Statistical significance was evaluated in most cases using the student’s t-test. Differences in tumor growth were assessed using non-linear regression analysis. All calculations were performed using GraphPad Prism v5.0 software (GraphPad Software, Inc.)

Supplementary Figure 1. Effects of Cks1 expression level on drug sensitivities

(a) Effects on growth of stable Cks1 overexpressing MCF-7 cell lines treated with 5-FU, MTX, or paclitaxel. Cells were treated for 48 hrs and then counted. V1 and V2 are control cell lines transfected with empty vector. (b) Western blot showing the level of expression of Flag-Cks1 and endogenous Cks protein in stable Cks1 overexpressing cell lines used in A.

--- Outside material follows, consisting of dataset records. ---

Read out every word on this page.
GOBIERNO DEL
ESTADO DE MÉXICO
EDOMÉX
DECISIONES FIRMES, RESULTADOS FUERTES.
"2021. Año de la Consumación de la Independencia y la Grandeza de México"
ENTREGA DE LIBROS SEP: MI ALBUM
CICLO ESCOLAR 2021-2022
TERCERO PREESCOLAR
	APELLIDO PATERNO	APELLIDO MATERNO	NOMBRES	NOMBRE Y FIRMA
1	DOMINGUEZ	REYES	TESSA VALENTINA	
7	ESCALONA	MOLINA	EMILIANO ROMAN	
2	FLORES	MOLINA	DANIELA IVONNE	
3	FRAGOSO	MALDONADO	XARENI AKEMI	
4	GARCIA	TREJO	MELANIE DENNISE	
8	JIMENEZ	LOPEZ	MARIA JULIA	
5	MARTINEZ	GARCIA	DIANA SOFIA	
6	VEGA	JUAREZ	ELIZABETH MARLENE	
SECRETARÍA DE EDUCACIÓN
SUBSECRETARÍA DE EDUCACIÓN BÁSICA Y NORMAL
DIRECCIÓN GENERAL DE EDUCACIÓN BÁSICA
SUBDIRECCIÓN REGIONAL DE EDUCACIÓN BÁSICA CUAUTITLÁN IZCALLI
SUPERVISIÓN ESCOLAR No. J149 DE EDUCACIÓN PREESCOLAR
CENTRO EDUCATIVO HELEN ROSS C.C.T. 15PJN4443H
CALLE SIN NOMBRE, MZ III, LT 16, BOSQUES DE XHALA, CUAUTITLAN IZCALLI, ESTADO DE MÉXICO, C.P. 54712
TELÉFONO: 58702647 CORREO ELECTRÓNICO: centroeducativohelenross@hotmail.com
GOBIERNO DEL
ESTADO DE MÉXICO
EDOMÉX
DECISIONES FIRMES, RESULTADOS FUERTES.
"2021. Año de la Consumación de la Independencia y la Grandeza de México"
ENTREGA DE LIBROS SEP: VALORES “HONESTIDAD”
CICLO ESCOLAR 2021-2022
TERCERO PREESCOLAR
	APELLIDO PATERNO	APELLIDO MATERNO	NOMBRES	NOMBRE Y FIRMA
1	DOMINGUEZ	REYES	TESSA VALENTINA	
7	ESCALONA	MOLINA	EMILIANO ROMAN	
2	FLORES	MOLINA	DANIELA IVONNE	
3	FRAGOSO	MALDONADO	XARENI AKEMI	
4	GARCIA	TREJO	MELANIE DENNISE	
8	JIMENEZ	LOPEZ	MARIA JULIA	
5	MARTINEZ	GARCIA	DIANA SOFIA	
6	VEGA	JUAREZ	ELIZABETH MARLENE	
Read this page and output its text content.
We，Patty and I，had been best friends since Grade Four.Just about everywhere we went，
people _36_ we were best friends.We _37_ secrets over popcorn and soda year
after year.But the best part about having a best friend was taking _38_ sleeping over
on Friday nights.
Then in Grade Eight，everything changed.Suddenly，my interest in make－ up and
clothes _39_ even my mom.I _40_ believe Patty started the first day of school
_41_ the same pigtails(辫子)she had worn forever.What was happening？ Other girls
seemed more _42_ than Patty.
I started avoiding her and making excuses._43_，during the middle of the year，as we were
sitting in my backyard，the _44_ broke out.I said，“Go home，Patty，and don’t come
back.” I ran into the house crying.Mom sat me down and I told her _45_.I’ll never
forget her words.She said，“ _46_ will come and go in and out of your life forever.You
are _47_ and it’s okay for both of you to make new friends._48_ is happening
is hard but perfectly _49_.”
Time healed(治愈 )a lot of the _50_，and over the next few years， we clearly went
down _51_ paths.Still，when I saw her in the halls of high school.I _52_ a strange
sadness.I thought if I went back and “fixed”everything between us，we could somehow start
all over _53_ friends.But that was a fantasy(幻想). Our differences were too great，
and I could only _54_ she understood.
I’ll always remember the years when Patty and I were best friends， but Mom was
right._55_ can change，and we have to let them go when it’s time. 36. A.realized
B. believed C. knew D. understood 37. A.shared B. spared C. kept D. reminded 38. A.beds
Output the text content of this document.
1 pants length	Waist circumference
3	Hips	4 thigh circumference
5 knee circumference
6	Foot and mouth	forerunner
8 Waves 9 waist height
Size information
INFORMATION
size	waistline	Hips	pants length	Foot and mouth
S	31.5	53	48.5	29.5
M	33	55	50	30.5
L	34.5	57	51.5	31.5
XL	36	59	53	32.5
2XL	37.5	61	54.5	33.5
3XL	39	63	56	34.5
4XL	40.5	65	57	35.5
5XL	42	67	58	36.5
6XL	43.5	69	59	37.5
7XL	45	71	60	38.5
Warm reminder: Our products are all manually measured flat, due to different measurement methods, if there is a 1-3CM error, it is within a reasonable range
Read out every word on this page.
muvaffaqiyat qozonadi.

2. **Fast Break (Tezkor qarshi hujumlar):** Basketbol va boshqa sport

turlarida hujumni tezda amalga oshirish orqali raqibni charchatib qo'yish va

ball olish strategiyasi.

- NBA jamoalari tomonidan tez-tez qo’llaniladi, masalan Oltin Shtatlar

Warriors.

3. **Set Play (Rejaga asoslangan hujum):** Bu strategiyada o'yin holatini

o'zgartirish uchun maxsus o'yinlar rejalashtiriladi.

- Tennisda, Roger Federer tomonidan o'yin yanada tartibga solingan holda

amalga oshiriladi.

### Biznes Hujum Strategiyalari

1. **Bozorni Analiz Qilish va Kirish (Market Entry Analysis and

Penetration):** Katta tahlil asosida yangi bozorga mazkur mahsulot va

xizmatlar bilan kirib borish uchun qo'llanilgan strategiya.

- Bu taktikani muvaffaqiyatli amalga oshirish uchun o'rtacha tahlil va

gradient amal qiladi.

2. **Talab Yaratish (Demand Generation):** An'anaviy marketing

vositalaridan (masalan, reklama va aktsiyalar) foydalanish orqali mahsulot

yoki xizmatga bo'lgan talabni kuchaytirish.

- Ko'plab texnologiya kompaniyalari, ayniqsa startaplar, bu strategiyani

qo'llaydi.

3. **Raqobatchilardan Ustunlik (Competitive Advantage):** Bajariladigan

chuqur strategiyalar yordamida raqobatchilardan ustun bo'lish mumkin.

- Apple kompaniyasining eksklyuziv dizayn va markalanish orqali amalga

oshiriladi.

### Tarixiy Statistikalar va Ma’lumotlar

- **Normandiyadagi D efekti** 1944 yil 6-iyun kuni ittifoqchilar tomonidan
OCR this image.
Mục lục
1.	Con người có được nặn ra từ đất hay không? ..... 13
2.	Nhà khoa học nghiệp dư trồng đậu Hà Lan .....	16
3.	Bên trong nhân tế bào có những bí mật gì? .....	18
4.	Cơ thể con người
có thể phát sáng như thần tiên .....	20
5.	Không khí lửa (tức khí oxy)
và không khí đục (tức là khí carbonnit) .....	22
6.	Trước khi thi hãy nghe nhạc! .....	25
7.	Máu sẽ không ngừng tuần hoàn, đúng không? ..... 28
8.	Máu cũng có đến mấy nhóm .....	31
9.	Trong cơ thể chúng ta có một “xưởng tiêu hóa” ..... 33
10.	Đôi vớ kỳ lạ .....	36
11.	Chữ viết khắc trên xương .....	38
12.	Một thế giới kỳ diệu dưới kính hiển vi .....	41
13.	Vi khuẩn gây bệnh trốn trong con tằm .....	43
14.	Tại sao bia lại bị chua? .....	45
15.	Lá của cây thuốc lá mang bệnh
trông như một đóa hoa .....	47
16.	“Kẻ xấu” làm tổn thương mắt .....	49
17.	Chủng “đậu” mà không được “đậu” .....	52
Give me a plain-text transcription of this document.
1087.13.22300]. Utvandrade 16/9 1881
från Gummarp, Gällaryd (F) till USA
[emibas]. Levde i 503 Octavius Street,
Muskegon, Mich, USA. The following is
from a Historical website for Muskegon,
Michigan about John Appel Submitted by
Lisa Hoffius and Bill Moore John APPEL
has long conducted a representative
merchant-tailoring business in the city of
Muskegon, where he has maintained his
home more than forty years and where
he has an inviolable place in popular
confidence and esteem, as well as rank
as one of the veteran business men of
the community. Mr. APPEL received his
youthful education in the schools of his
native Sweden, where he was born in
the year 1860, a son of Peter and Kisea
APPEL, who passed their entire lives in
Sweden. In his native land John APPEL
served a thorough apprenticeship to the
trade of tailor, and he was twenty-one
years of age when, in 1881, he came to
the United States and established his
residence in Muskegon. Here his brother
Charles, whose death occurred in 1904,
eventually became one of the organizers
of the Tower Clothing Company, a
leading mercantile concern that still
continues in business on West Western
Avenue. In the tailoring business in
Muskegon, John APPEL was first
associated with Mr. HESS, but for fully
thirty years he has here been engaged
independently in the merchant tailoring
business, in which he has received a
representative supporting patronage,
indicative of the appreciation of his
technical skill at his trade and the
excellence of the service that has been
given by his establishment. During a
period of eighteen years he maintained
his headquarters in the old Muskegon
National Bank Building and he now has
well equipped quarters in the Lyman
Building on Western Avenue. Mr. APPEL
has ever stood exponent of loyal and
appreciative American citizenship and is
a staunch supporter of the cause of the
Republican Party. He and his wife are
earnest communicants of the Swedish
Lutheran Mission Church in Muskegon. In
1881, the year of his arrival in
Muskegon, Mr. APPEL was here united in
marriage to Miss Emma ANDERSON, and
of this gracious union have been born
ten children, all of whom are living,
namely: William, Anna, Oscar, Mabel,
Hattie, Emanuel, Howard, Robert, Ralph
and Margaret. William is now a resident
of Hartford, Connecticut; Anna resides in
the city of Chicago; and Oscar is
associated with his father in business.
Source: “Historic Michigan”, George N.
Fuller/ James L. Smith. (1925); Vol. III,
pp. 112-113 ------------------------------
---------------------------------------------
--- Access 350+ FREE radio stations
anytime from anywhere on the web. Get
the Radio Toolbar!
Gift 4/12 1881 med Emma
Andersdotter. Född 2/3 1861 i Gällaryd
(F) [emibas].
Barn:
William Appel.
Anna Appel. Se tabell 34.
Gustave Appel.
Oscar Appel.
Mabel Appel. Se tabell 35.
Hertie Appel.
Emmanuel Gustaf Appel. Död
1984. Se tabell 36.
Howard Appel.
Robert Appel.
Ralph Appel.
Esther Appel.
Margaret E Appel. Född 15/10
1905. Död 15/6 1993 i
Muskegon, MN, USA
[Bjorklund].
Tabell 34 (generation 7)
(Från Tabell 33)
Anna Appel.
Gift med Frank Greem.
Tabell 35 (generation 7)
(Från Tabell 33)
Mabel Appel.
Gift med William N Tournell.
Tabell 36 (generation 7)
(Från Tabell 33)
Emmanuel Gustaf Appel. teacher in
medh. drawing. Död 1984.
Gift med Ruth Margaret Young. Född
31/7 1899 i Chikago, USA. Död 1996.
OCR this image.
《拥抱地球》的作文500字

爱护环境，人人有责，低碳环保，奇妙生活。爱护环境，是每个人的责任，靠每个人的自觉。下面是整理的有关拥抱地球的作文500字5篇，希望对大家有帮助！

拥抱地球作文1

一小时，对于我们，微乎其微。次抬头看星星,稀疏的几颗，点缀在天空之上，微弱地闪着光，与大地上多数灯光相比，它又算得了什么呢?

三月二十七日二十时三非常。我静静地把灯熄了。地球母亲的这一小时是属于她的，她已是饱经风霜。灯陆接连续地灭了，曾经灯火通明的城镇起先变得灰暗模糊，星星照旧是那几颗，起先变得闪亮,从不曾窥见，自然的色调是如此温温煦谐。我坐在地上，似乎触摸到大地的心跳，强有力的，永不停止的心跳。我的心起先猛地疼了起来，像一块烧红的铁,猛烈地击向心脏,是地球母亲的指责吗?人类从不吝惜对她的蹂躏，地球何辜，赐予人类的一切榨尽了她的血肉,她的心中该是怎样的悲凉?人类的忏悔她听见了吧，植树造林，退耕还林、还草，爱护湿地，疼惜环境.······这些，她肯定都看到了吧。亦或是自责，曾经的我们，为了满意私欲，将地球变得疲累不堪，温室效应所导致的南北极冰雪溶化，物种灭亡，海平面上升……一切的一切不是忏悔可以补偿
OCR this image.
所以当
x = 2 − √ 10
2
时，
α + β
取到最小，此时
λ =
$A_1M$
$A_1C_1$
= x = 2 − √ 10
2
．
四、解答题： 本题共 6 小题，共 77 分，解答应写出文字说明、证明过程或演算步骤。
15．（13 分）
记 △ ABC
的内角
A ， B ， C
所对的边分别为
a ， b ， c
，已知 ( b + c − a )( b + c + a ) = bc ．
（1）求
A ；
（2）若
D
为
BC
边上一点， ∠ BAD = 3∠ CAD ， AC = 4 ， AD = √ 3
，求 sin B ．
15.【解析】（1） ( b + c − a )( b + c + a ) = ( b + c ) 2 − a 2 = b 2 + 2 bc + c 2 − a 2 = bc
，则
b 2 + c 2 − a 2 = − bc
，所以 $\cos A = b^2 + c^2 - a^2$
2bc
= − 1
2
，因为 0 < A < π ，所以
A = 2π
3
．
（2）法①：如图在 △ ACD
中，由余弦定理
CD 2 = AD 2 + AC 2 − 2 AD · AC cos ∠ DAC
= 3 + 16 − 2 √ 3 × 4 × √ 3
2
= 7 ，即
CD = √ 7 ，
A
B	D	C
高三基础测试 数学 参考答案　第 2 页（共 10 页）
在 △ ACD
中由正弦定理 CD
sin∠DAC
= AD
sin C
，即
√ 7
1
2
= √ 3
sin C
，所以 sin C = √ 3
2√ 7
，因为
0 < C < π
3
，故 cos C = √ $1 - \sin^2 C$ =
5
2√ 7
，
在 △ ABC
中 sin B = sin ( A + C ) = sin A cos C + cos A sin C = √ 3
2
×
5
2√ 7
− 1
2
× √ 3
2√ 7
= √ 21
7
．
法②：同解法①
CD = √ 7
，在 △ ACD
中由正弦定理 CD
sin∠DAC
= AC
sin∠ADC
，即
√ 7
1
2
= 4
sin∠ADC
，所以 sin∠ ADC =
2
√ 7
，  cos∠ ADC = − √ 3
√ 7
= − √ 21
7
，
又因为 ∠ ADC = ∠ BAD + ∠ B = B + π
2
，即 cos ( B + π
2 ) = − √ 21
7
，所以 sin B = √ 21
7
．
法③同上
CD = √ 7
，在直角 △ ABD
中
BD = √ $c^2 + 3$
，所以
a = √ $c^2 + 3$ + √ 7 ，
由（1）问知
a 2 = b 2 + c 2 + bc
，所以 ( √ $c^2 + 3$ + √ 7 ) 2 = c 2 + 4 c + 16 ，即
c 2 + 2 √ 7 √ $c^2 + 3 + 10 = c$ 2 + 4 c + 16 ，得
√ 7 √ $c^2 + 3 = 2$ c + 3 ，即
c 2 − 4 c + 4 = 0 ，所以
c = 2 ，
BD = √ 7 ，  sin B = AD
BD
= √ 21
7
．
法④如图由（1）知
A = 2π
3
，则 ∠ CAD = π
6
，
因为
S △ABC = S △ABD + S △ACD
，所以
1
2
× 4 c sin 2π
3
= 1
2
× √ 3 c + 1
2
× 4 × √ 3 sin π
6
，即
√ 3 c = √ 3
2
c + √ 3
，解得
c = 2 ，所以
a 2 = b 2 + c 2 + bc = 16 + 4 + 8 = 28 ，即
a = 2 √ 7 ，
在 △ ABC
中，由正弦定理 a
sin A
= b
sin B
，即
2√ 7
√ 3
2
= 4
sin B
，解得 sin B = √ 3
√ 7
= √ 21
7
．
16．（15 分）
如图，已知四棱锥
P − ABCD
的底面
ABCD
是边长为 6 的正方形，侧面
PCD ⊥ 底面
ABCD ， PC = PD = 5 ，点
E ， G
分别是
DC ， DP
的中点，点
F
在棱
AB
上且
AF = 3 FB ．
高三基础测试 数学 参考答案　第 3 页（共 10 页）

Supplementary Figure 2. Increased apoptosis of 5-FU treated Cks1 overexpressing cells is dependent on ATM

Stable Cks1 overexpressing and control MCF-7 cells were transfected with control or ATM siRNA and the effects on Ser15-p53 phosphorylation, cleaved Parp, and cleaved caspase 7 determined by Western blotting.

Supplementary Figure 3. Cks1 overexpression in HCT116 colorectal cancer cells induces 5-FU sensitivity

(a) Increased apoptosis of stable Cks1 overexpressing HCT116 cells treated with 5-FU. Apoptosis was measured by Annexin V staining and flow cytometry. (b) Western blot analysis showing increased Ser1981-ATM and Ser15-p53 phosphorylations in stable Cks1 overexpressing HCT116 cells treated with 5-FU.